In order to place the right content in front of the right people, Netflix logs everything you have ever watched and how you watch: every time you click, watch, search, play, pause, what programs you consider watching but choose not to, and when you’re most likely to rerun a show. To better identify users’ preferences, content is categorized into tens of thousands of micro-genres and then paired with a user’s viewing history. Everything you see on Netflix is a recommendation: the rows, the titles in those rows, and the order of those titles within the rows are all deeply considered.
But Amazon is a data powerhouse taken to a whole new level. They capture absolutely everything, from your product searches, what you look at but don’t buy, what you look at next, how you pay, how you prefer your shipping, your interactions with Alexa, or your requests to Echo. And the shocking thing is the level of detail they store: they capture what device you use, how many items you subsequently clicked on after selecting a product, your location, and the reading sessions and exact time of day for each tap on your Kindle device.
For Amazon, every mouse click and every twist and turn through its websites, apps and platforms are commodities that carry huge value.
When Amazon convinced third-parties to sell their items via their own marketplace, data collection skyrocketed and allowed the company to see way beyond their eyesight: they can now access to any market they’ve ever wanted to, and see how customers behave in each one of them.

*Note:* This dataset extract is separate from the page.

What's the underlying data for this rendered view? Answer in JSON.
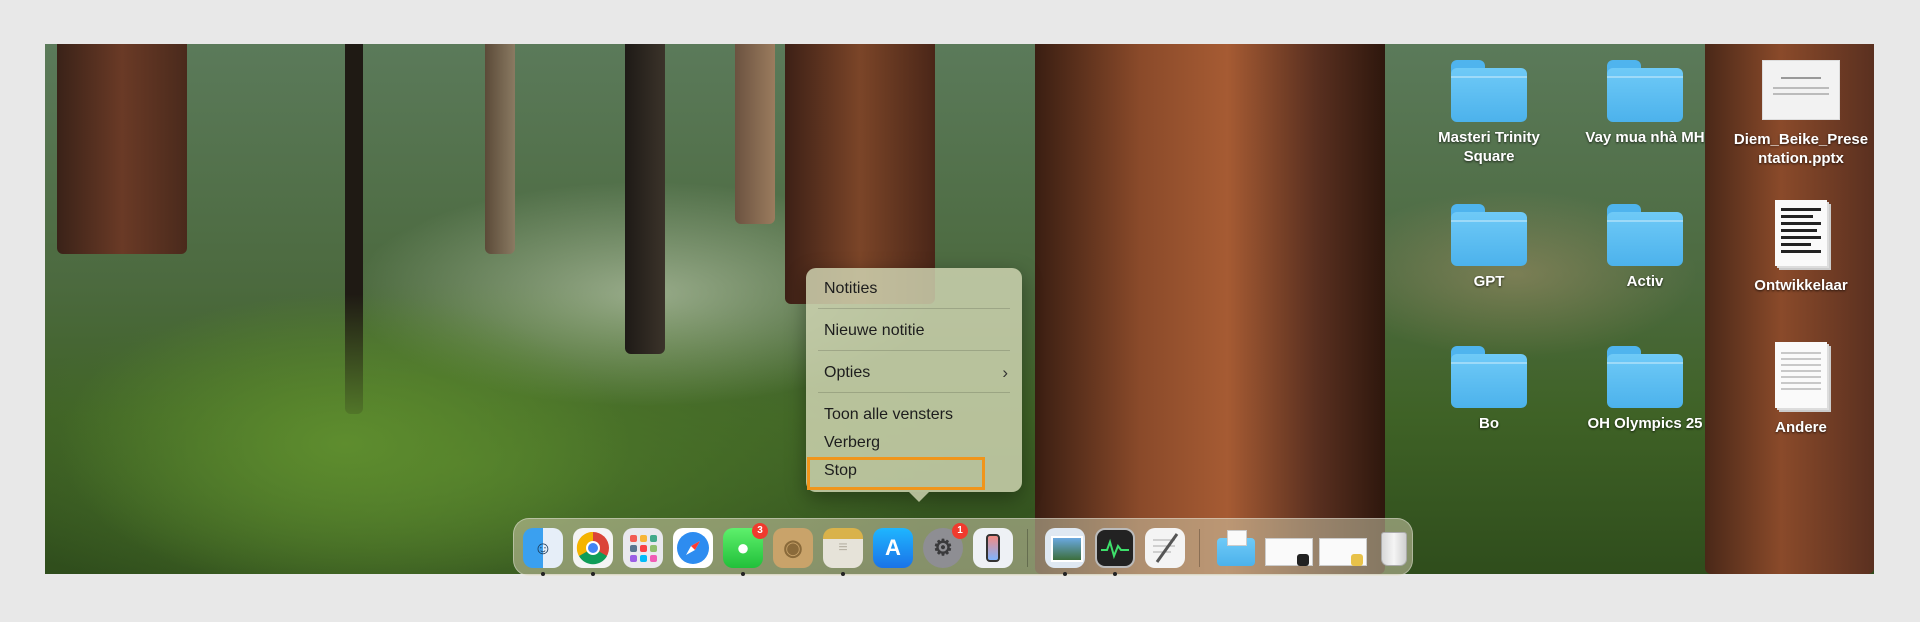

Each day you are influenced by algorithms that guide your decisions and choices. Algorithms are a step by step method for solving a problem or reaching a goal, based on taking input and conducting a sequence of specified actions to reach a result. Since the explosion of modern technologies, they have expanded, sophisticated, and replicated everywhere, having a central role in places like social media platforms.
The goal of several social media and content selection algorithms is to maximize clicks. They are designed to show or recommend stuff that will increase the probability of users clicking on it, since clicking is what generates revenue for the platforms.
For example, a click-through optimization algorithm is more profitable if it can better predict what people are going to click on, so it can feed them exactly that. So, a way to optimize the result is to feed users with content they like, and don’t show anything outside their comfort zone. Although it’s true that this causes their interests to become narrower, it’s not that the algorithms are trying to show you the stuff you like: they’re trying to turn you into a predictable clicker, taking you to a “predictable point” and making it easier for companies to perform any action (e.g. sell you something).
Companies have figured out that they can do this using your own data, by gradually modifying or emphasizing your preferences with targeted material. That’s basically if you think of a spectrum of preferences, it’s to one side or the other because they want to drive you to an extreme, where you become a more predictable clicker and so they can monetize you more effectively. This is advanced applied behavioral science, or as Jeff Hammerbacher (the founder of Cloudera) said:
“The best minds of my generation are thinking about how to make people click ads. That sucks.”
The reasons behind this are mainly economic. A Wall Street Journal investigation found that Google manipulated search algorithms to prioritize large businesses over smaller ones, guiding search users to more prominent businesses over lesser-known ones. According to the investigation, eBay saw its traffic from Google nosedive during 2014, contributing to a $200 million decrease in its revenue guidance for the year. After Google told the company it had made a change that lowered the ranking of several high traffic pages, eBay considered pulling its roughly $30 million quarterly advertising spend from Google, but ultimately decided to start a pressure campaign on executives. Google eventually agreed to boost the ranking of several eBay pages that were demoted while eBay took on a costly revision of its web pages to make them more relevant.
Mechanized intervention is an ideal way to keep content flowing towards more lucrative topics, avoiding material that doesn’t generate engagement or profits. For tech companies to succeed, algorithms must focus on monetizable activities, and this is exactly what they are doing with our data.